What I’m going to do is break down the DQS sections and explain them in general terms. I’m certain that I’ll see at least one generic type of question where DQS is one of a list of potential solutions to a problem and I want to get at least that much right about the product.
As such, this is a 10,000 foot version post. I’m not going step-by-step through a process or into any real detail on the product. All of those other websites have already done that. I just want to nail down what each section does in a general sense because I simply couldn’t find this information in a single place.
DQS, consists of three things: Knowledge Base Management, Data Quality Projects, and Administration. In more detail they do the following things.
Knowledge Base Management
A knowledge base is a collection of metadata that you use for cleansing, matching or profiling. It is, roughly, equivalent to a table schema, except that it’s more involved than that. But, as far as I’m concerned, conceptually, that works.
To create a knowledge base you must first create a domains.
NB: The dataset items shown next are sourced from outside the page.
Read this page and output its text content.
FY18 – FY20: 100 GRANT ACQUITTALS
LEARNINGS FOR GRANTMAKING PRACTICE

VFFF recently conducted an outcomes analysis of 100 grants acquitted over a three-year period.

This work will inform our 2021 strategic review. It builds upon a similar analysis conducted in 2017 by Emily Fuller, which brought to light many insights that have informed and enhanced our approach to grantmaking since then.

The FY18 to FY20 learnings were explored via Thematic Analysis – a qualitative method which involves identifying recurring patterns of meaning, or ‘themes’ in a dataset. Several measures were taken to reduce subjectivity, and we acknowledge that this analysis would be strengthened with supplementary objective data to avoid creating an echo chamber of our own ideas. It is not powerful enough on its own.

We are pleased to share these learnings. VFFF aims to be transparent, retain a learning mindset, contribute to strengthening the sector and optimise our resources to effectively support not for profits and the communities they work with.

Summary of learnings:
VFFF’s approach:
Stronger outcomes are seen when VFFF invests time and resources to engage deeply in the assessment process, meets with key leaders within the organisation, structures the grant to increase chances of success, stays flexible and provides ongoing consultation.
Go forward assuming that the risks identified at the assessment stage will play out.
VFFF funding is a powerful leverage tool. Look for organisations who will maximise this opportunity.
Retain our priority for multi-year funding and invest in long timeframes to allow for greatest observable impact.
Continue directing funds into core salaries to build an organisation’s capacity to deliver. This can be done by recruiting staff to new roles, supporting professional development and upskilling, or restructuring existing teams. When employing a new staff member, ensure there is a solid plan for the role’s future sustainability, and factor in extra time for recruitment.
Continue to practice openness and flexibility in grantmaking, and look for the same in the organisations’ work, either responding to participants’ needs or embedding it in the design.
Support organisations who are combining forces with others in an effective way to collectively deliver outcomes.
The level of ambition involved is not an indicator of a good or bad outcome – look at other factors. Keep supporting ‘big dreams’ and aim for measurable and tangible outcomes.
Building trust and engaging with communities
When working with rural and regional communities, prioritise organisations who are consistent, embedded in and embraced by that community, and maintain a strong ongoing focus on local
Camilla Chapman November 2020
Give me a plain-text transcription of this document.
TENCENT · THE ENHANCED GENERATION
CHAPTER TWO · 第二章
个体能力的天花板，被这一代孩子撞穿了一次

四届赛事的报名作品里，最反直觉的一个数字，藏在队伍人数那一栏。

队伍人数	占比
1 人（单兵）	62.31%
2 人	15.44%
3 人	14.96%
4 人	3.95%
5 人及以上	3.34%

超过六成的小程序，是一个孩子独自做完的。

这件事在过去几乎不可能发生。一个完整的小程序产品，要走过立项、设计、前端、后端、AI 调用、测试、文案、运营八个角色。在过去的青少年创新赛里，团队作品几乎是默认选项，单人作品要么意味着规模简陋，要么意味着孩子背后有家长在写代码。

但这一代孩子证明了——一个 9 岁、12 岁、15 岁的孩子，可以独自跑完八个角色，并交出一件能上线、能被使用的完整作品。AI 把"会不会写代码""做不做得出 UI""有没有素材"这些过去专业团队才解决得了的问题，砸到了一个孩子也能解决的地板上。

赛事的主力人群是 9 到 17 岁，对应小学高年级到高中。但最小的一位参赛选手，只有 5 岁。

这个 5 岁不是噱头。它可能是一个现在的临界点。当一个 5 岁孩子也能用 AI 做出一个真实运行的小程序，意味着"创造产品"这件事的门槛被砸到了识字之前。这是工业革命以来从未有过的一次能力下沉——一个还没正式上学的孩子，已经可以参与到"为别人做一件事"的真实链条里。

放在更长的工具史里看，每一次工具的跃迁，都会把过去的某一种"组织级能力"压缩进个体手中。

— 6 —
Domains are attributes in a very broad and very loose sense. Specifically, there are 5 parts to the demain management section of DQS.
- Domain properties: Attributes such as name, definition, format, etc.
- Reference data: This is where you would add external data sources. For instance, a list of valid zip codes could probably be obtained from a 3rd party data resource here.
- Domain Rules: Conditions that you can apply to a domain. A valid zip code must have at least 5 letters is a condition that you could apply to a domain.
- Domain Values: If you have a data source that you are working with, you can view it here and confirm or clean it up. So, if the potential data in your domain consists of 94520 and 94522, this is where you would adjust 94522 to 94523.
- Term-Based Relations: You can create a list of values that map to another value. Biz, Bus. and Bus could all be mapped to the word Business which could help to clean up your data.
So, a knowledge base consists, more or less, of rules used to restrict and clean up your data.
Data Quality Projects
In this section you take a data source and apply the knowledge base you created to it. A data project consists of the following:
- Map: You map your target data to an existing knowledge base. It can be in a Excel file or SQL Server database.
- Cleanse: Where you process the previous mapping step.
- Manage and view results: This is where you review the results of the cleansing process. You can correct and make adjustments to the results.
- Export: You can export your results to SQL Server, Excel or a CSV file.
Data quality projects are how you process your data through a knowledge base.
This part has two sections: Activity Monitoring and Configuration.
Activity Monitoring is a list of all activities performed in DQS. This includes things like domain management, creating a knowledge base and cleansing data. Right-clicking gives you additional options, including the ability to terminate a running process. The Profiler tab at the bottom provides more information on each specific activity.
Configuration consists of 3 sections:
- Reference Data: Manage access to third-party data providers.
- General Settings: Some, uh, general settings for the program with help buttons that didn’t work when I clicked on them. I’m guessing my default browser isn’t supposed to be Firefox, or, maybe they just don’t work.
- Log Settings: Set logging options, specifically when to trigger logging. You can drill it down to specific modules.
I hope this helps someone. Personally, I really struggled with getting this clear in my head and writing this has definitely helped.